Drying off right

Spring calving dairy farmers are drying off cows in large numbers this week and in the coming weeks. The key message to getting the job completed in the right way is to get your head lamp out so that you can see what you are doing and secondly get help. Don’t try and take it on yourself. Even if the other person doesn’t know anything about cows they can organise tubes, keep clean equipment in front of you and help move cows around. Don’t rush it – the best farmers will milk cows, go for breakfast and come back to the drying job. Fill one side of the parlour so you have room to organise your equipment and tubes on the other side. In terms of selective dry cow therapy you have to be very careful. You need to have very good information, not just on each cow but also on each quarter. If you don’t have it, then in my opinion, you are better to use dry cow tubes in all quarters and put a plan in place for next year to get better information.

Herd fertility

I was at the ICBF (20 year anniversary) conference on Wednesday and there was plenty of talk on genetics with some commentary that we have fertility sorted and now it’s time to focus on something else.
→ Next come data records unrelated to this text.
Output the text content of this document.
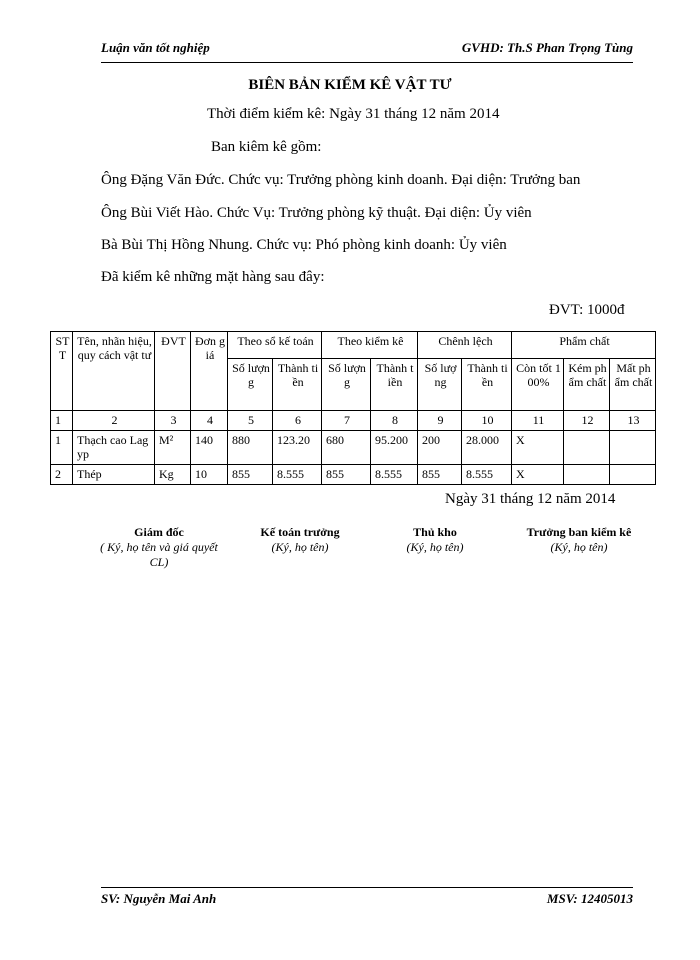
Luận văn tốt nghiệp	GVHD: Th.S Phan Trọng Tùng
BIÊN BẢN KIỂM KÊ VẬT TƯ
Thời điểm kiểm kê: Ngày 31 tháng 12 năm 2014
Ban kiêm kê gồm:
Ông Đặng Văn Đức. Chức vụ: Trưởng phòng kinh doanh. Đại diện: Trưởng ban
Ông Bùi Viết Hào. Chức Vụ: Trưởng phòng kỹ thuật. Đại diện: Ủy viên
Bà Bùi Thị Hồng Nhung. Chức vụ: Phó phòng kinh doanh: Ủy viên
Đã kiểm kê những mặt hàng sau đây:
ĐVT: 1000đ
STT	Tên, nhãn hiệu, quy cách vật tư	ĐVT	Đơn giá	Theo sổ kế toán		Theo kiểm kê		Chênh lệch		Phẩm chất		
				Số lượng	Thành tiền	Số lượng	Thành tiền	Số lượng	Thành tiền	Còn tốt 100%	Kém phẩm chất	Mất phẩm chất
1	2	3	4	5	6	7	8	9	10	11	12	13
1	Thạch cao Lagyp	M²	140	880	123.20	680	95.200	200	28.000	X		
2	Thép	Kg	10	855	8.555	855	8.555	855	8.555	X		
Ngày 31 tháng 12 năm 2014
Giám đốc
( Ký, họ tên và giá quyết CL)
Kế toán trưởng
(Ký, họ tên)
Thủ kho
(Ký, họ tên)
Trưởng ban kiểm kê
(Ký, họ tên)
SV: Nguyễn Mai Anh	MSV: 12405013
Pat Dillon came out very strong that this commentary was wrong and that we still have a long way to go on improving fertility in the national herd. He said we have seven- to -ten years of strong selection on improving fertility and milk solids before we can take the selection pressure off this in the EBI index. Farmers considering selecting sires for spring 2019 now over the dry period and who were considering taking the pressure off using EBI, need to keep this in mind. Pat and Donagh Berry did say that there was still some changes that could be made on selecting better beef sires once you have bred enough replacements. The dairy beef index will help.

Milk quality

I also attended the Cellcheck milk quality awards last week. To get in the door and be one of the 500 farmers you needed to have an average cell count less than 72,000 cells/ml. Some farmers asked me afterwards if there is a benefit to having cell count this low. The fact of the matter is that the economic benefits, in terms of milk output, are probably very small to go any lower than 100,000. In some cases, it takes a lot of extra work on farm to deliver such low results. However, a lot of these farmers have adequate labour resources and they are right to put the resources into the parlour because they can get a good return. They use very low levels of antibiotics, they breed good cows and have very low culling rates due to somatic cell count (SCC).

Building

A lot of building work is ongoing – the investment will depend on what your business objective is, resources available (money, land etc) and labour availability. Dairy farmers often get side tracked on discussions about the number of units and technology to increase the efficiency within the parlour. Instead of efficiency, many farmers need to look at getting a proper collecting yard with a good backing gate and efficient drafting as herds get bigger.